C’est par ce cri hostile au président Patrice Talon que les policiers ont été accueillis dans la rue de l’ancien chef de l’Etat Boni Yayi.
Un habitant, témoin raconte que "un parmi nous est parti voir les policiers et ils ont dit qu'ils ont appris qu'il y avait une marche par rapport aux résultats donnés mardi. Donc ils sont venus pour empêcher le président Boni Yayi de sortir".
Très rapidement, les voies menant au domicile de Boni Yayi ont été barricadées, la foule rassemblée chassée à coup de gaz lacrymogène. En riposte, les manifestants ont commencé à lancer des pierres.
Une personne est morte et un autre grièvement blessés depuis le début des violences qui ont éclaté mercredi après-midi après le déploiement des forces de sécurité autour du domicile de l'ancien président Boni Yayi dans la capitale économique.
Une femme a succombé à ses blessures jeudi matin après avoir reçu une balle dans le dos lors des manifestations, selon les informations de VOA Afrique. Selon la famille, un autre manifestant est dans un état critique.
Alain, un jeune étudiant, confie à VOA Afrique avoir été appelé à manifester : "On était à la maison quand les gens nous ont appelés pour nous dire que les policiers sont venus encercler le domicile du président Yayi. Nous avons débarqué. Sur le terrain, on a vu des policiers installés, ils étaient nombreux avec plus de sept véhicules".
Boni Yayi encerclé par la police
M. Yayi avait appelé à boycotter le scrutin de dimanche dont l'opposition avait été exclue. Son domicile a été encerclé quelques heures après l'annonce d'un taux d'abstention record.
Station d’essence et parc de vente de véhicules brûlés, le distributeur automatique de billets d’une banque saccagé, le bilan est bien lourd pour une manifestation qui n’a duré que quelques heures.
Certains usagers de la route, obligés de faire le grand tour avant de rentrer, s’énervent et condamnent ce regain de violence. "Ce n'est pas bon, nous voulons la paix dans notre pays", souligne un Béninois.
"Il s'agit des gens qui ont promis faire la violence. On dirait qu'ils o't mit leur menace à exécution. Sincèrement moi je suis découragé", explique un autre.
Arrestation manquée de l’ancien président ou opération destinée à empêcher une marche non autorisée? L’avocat de Boni Yayi répond par l'affirmative sur la tentative d'arrestation, pendant que le ministre de l’Intérieur apporte un démenti formel.

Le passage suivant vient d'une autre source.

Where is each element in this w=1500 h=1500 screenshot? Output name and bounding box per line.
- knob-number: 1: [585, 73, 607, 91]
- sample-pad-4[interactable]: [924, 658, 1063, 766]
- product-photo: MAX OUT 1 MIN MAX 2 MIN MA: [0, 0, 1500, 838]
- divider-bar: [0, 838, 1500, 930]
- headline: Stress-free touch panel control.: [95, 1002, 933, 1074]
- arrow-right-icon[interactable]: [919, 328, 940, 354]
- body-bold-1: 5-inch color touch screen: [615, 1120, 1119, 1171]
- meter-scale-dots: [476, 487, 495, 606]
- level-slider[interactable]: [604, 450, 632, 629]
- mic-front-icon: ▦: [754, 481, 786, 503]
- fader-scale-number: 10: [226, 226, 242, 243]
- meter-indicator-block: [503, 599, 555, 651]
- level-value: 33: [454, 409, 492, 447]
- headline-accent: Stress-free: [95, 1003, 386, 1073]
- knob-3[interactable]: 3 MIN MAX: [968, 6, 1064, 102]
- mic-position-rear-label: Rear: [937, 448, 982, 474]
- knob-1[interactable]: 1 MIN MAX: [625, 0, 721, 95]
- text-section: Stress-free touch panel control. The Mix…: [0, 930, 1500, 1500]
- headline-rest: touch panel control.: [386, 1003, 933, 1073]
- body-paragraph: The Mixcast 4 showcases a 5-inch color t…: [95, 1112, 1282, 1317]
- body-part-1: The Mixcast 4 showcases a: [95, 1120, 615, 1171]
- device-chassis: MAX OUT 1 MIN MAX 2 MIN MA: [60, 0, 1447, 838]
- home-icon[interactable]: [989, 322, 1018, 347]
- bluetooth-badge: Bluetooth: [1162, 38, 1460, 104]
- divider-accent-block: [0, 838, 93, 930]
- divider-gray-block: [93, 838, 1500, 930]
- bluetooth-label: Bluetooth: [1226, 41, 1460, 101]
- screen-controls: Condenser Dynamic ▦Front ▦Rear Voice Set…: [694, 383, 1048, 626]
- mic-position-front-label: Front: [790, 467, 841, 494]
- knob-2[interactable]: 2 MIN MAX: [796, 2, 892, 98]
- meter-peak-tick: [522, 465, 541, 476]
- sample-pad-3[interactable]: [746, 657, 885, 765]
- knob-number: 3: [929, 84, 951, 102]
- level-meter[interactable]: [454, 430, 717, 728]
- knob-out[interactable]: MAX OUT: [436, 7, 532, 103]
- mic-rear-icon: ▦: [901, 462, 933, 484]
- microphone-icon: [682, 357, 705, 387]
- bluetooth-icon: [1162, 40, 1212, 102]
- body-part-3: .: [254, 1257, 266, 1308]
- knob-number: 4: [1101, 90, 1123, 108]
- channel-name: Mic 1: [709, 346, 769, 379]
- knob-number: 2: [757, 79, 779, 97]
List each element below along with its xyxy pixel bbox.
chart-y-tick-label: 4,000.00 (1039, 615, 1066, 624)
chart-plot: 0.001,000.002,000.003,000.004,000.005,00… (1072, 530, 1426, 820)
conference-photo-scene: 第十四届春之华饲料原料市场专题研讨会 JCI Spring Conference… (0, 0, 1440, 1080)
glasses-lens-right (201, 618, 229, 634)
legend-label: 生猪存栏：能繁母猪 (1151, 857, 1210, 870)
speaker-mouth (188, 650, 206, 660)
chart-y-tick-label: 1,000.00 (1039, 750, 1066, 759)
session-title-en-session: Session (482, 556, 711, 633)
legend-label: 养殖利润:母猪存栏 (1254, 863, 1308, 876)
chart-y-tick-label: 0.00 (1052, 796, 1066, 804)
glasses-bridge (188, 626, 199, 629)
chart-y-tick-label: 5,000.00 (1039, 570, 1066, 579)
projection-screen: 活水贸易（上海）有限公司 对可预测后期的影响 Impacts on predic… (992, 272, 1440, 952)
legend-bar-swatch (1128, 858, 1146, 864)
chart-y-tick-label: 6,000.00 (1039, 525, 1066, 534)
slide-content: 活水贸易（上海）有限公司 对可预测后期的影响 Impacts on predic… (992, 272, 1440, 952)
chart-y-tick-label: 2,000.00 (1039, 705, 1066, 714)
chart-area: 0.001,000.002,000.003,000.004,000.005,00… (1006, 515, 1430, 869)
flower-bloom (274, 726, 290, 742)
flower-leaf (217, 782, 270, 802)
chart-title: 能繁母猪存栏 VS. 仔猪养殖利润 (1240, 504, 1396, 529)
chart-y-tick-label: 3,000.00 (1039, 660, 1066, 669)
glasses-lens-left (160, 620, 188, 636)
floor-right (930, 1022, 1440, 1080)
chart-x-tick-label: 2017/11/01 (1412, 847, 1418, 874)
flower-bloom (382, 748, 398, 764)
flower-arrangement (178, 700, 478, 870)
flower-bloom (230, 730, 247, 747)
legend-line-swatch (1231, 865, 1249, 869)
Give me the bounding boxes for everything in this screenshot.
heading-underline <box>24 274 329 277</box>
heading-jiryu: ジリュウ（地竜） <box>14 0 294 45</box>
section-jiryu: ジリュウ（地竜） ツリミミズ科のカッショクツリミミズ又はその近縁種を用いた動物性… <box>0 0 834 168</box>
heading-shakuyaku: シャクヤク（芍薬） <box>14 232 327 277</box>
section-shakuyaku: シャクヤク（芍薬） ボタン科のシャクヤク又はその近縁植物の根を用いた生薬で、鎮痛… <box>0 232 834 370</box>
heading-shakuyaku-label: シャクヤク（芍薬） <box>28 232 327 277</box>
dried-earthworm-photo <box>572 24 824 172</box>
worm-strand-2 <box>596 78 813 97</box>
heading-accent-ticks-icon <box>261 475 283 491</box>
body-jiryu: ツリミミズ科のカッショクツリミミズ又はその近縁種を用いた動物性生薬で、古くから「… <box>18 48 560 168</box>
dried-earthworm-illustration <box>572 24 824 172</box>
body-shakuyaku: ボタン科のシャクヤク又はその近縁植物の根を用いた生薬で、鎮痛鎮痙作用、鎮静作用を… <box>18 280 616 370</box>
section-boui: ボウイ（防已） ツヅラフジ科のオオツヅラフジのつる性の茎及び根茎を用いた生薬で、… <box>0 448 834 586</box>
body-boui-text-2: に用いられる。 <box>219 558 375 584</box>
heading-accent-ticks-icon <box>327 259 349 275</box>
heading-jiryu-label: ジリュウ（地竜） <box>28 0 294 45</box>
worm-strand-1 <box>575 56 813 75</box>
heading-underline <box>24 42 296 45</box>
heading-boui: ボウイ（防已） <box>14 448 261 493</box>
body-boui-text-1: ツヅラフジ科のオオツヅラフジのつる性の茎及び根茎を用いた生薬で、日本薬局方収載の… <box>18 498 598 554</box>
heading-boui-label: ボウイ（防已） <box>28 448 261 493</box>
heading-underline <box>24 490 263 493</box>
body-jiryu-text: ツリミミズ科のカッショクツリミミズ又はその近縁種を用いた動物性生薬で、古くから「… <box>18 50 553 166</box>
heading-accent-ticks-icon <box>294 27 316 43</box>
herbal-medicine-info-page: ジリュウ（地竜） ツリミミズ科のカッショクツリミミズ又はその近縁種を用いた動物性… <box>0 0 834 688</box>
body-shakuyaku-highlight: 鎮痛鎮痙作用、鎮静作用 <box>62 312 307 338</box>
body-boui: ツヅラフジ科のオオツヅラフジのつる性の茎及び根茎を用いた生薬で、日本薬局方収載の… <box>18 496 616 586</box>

Pour lui, il s’agissait juste d’empêcher une marche non autorisée. Pour les jeunes patriotes du Bénin, les anciens présidents doivent préserver la paix.
"Les élections ont eu lieu, nous avons voté dans la paix. Le vote a eu lieu dans la paix et la quiétude. La fin du film est très claire".
L’ancien président a bénéficié du soutien de ses pairs de l’opposition qui ont réitéré leur engagement à arracher la réorganisation du scrutin.
Depuis mercredi à 17 heures, une ceinture de sécurité a été formée autour du palais de la présidence de la République, les portes de l’office de radiodiffusion et de télévision fermées et la sécurité renforcée.
Usine incendiée
Mais les violences ont aussi atteint le Nord. A Kandi, l'une des principales usines de coton du pays - secteur dans lequel le président Talon a fait fortune avant de se lancer en politique - a été incendiée dans la nuit.
"Des manifestants ont mis le feu à l'usine dans la soirée. On a encore aucune idée des dégâts mais ils sont énormes. Tout a brûlé", a confié à l'AFP un sapeur-pompier béninois.
Selon un habitant de Kandi joint au téléphone, les manifestants ont même tenté de "s'en prendre aux pompiers qui essaient d'éteindre le feu".
Ses détracteurs accusent le président Patrice Talon d'avoir engagé un tournant autoritaire au Bénin, pays modèle de la démocratie en Afrique de l'Ouest.
Chez ses opposants comme au sein de la société civile, on l'accuse d'être derrière l'exclusion des grands partis d'opposition - officiellement évincés pour n'avoir pas respecté le nouveau code électoral.
Le taux d’abstention de près de 80 %, selon des résultats partiels de la commission électorale, est considéré comme un désaveu pour le chef de l'Etat même s'il est assuré de voir les partis proches du pouvoir - seuls en lice - remporter la majorité au Parlement.
Mardi, les anciens présidents Boni Yayi (2006-2016) et Nicéphore Soglo (1991-1996) ont évoqué un "coup d'Etat électoral".
Amnesty International et de nombreuses associations locales de la société civile béninoise ont dénoncé les coupures d'internet ainsi qu'un "niveau de répression alarmant" au Bénin.